The R2 (adjusted vs unadjusted)
The R2 value is the also called the coefficient of determination. It is a numerical representation of how well the values tested fit the regression equation. With an R2 value of 0.40, for example, you could say that 40% of the movement in the independent variable explains movement in the dependent variable.
For multi-variable regressions, there is an also the adjusted R2 value, which adjusts for the number of independent variables and polynomials you are considering in the regression (see end of post for eqn). This is done to solve two issues with an unadjusted R2 value:
- Adding additional inputs will always increase the R2, regardless of model
- As the number of predictors and polynomials increase, noise increases in the model
ANOVA
ANOVA is short for analysis of variance. The key concept is the sum of squared deviations. The goal is to dig into the differences between observed values, the observed mean and our regression line.
The Total Sum of Squares, or SST is the sum of the deviations of each observed value from the population mean. For example, given observed values of 1, 2, 3 we have a population mean, or simple average of 2. SST is also two in this case, as SST = (2-1) + (2-2) + (3-2) = 2.
The regression sum squared, or RSS is the difference between each point of the regression line of our model and the population mean. In the example above, because we have a linear equation that fits the observed points perfectly (y = x), the RSS = SST. This is called the explained variation, because it is variation from the population mean that our model (line) explains.
Moving onto the residual sum of square errors, or SSE, we have the sum of the differences between the observed values and the regression line. Consider if the observed values where 1.2, 2, 2.8, our linear regression line would likely still be y = x. This means the population mean would still be 2 and the RSS would still be two as well, since our model is assumed to not have changed. However, now we cannot say that RSS = SST, because the observed values are no longer perfectly on the regression. There is an additional variation between the observed value and the linear regression line. This is the SSE, and SST = RSS + SSE. SSE is also known as unexplained variation, as it lies outside of what is predicted by our regression line. In an optimized regression, the lower the SSE, the better the regression fits the data.
Calculating R2 and SEE
From the ANOVA components, we can derive that R2 = RSS/SST. We see this means that the R2 value indicates how much of the variance between the observed value and the population mean is explained by our regression line.

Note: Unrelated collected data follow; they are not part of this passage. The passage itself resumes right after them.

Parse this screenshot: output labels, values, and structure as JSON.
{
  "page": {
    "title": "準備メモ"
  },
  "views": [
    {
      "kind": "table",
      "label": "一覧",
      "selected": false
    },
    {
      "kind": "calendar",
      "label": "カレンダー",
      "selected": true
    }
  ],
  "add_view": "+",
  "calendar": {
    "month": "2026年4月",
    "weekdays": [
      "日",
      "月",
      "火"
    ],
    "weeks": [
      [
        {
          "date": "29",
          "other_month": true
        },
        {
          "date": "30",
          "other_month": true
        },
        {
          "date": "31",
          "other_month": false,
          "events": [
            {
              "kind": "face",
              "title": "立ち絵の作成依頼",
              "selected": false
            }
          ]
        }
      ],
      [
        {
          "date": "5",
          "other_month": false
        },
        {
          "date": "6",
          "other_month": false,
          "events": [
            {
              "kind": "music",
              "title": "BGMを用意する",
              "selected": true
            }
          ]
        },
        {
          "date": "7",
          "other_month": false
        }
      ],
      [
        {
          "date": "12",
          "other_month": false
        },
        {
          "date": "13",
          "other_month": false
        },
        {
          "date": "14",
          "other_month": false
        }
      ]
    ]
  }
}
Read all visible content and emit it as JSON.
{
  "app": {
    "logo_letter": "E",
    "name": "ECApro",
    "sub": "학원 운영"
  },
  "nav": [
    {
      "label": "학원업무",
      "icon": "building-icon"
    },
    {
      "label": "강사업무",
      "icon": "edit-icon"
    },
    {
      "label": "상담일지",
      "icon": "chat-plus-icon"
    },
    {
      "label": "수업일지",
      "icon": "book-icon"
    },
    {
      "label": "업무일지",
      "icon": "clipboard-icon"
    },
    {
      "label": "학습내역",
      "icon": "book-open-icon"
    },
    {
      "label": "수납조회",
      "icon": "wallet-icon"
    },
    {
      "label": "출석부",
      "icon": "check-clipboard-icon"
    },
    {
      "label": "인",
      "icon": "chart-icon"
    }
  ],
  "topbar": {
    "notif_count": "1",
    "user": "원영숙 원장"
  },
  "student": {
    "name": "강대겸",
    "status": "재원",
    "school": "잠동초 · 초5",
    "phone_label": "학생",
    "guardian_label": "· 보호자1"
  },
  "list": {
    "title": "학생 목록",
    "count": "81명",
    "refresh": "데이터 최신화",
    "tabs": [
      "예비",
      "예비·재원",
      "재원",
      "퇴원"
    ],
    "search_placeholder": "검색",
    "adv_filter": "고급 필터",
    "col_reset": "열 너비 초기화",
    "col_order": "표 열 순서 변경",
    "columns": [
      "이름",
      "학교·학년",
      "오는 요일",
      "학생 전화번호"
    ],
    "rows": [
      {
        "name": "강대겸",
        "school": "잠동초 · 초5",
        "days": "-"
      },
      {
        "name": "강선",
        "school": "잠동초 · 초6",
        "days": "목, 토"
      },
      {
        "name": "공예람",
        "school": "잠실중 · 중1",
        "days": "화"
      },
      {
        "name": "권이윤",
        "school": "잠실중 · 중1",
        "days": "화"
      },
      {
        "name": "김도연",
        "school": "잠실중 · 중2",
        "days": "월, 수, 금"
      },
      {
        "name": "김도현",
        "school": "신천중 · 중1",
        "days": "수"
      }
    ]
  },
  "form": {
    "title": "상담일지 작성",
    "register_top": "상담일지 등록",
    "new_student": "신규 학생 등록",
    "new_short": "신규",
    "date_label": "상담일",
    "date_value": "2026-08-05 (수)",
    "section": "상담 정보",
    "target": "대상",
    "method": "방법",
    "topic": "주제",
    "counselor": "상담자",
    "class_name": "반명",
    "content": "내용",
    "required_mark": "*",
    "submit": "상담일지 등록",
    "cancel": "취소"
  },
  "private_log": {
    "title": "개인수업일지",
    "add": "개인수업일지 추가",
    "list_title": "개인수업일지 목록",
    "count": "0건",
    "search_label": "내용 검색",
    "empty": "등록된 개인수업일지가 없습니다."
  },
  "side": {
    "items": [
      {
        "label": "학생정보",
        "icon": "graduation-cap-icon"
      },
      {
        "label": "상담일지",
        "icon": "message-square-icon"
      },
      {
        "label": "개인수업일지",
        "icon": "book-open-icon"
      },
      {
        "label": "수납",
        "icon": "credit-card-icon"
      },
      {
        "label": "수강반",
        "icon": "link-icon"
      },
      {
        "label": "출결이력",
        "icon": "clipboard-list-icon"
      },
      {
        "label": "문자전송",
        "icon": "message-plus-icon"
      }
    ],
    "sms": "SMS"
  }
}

The standard error of estimate (SEE) measures the degree that estimated Y-values vary from actual Y-values. It could be said to be a measure of how well our the regression line fits our observations.

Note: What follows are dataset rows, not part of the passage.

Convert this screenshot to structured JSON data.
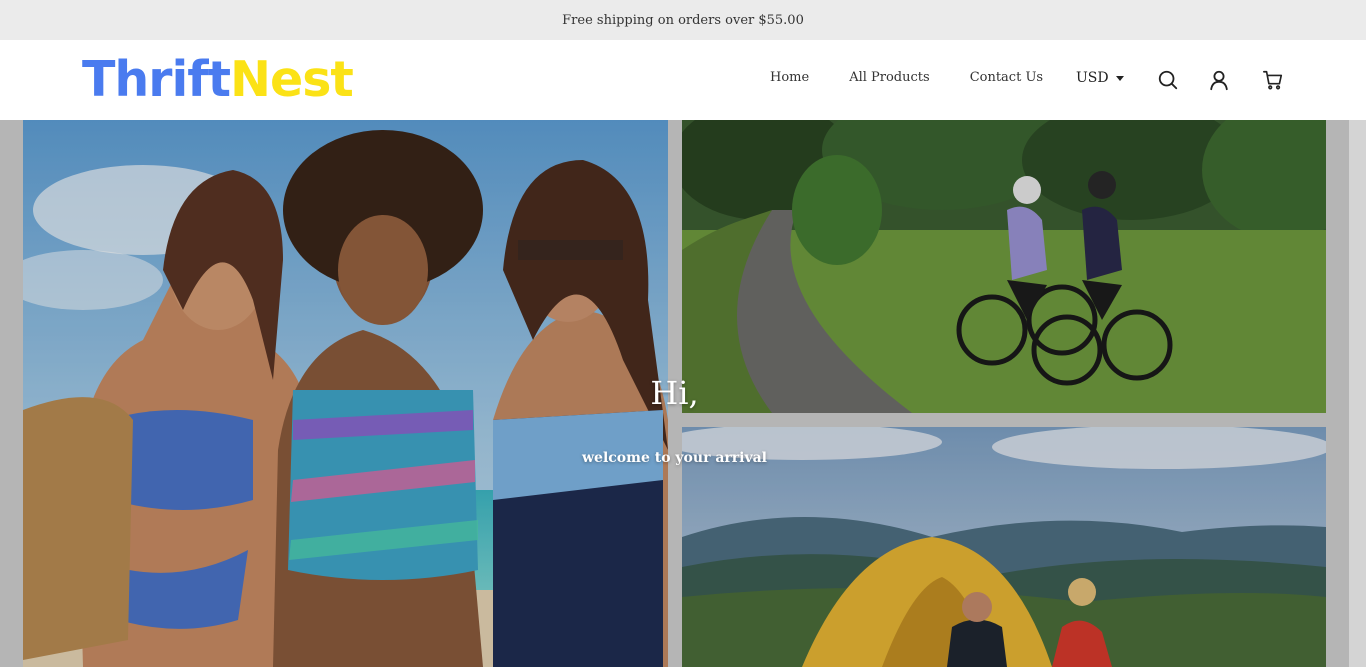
{
  "announcement": {
    "text": "Free shipping on orders over $55.00"
  },
  "brand": {
    "part1": "Thrift",
    "part2": "Nest",
    "color1": "#4a7bef",
    "color2": "#fbe216"
  },
  "nav": {
    "items": [
      {
        "label": "Home"
      },
      {
        "label": "All Products"
      },
      {
        "label": "Contact Us"
      }
    ]
  },
  "currency": {
    "selected": "USD"
  },
  "icons": {
    "search": "search-icon",
    "account": "user-icon",
    "cart": "cart-icon"
  },
  "hero": {
    "heading": "Hi,",
    "subheading": "welcome to your arrival",
    "images": [
      {
        "name": "swimwear-image"
      },
      {
        "name": "cycling-image"
      },
      {
        "name": "camping-image"
      }
    ]
  }
}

There is also an adjusted R2 value, which adjusts the value for the number of variables being tested (Multiple regression):
The F-statistic
Using the F-test we can determine how well a group of independent variables explain the variation in the dependent variables. When there are numerous independent variables, the F-test indicates whether at least one of the independent variables are significant.
The F-test tests a null hypothesis that all the coefficients equal zero. If we reject the null hypothesis because the F-statistic is greater than the critical value, this means that at least one of the coefficients is significantly different from zero, and therefore significantly contributes to the explanation of the dependent variable.
We can also use the p-value as a test of our test statistics. In this case, the p-value is a probability that indicates the likelihood that our test statistic would be generated when the null hypothesis is true.
Let’s say we reject the null hypothesis based on an F-test value of 230, where the critical value is 160. If we have a P-value of .001, that means that there is a 0.001% chance that we would generate a F-test value of 230 under circumstances where our regression coefficients did equal zero. In other words, there is a 0.001% chance that we have incorrectly rejected the null hypothesis. However, if the p-value where .85, this would indicate an 85% chance that the value 230 could be generated when our coefficients equal zero, which would lead us to question our model’s validity.
In short, a low p-value for a test statistic agrees with rejecting a null hypothesis, while a higher p-value favors the null hypothesis.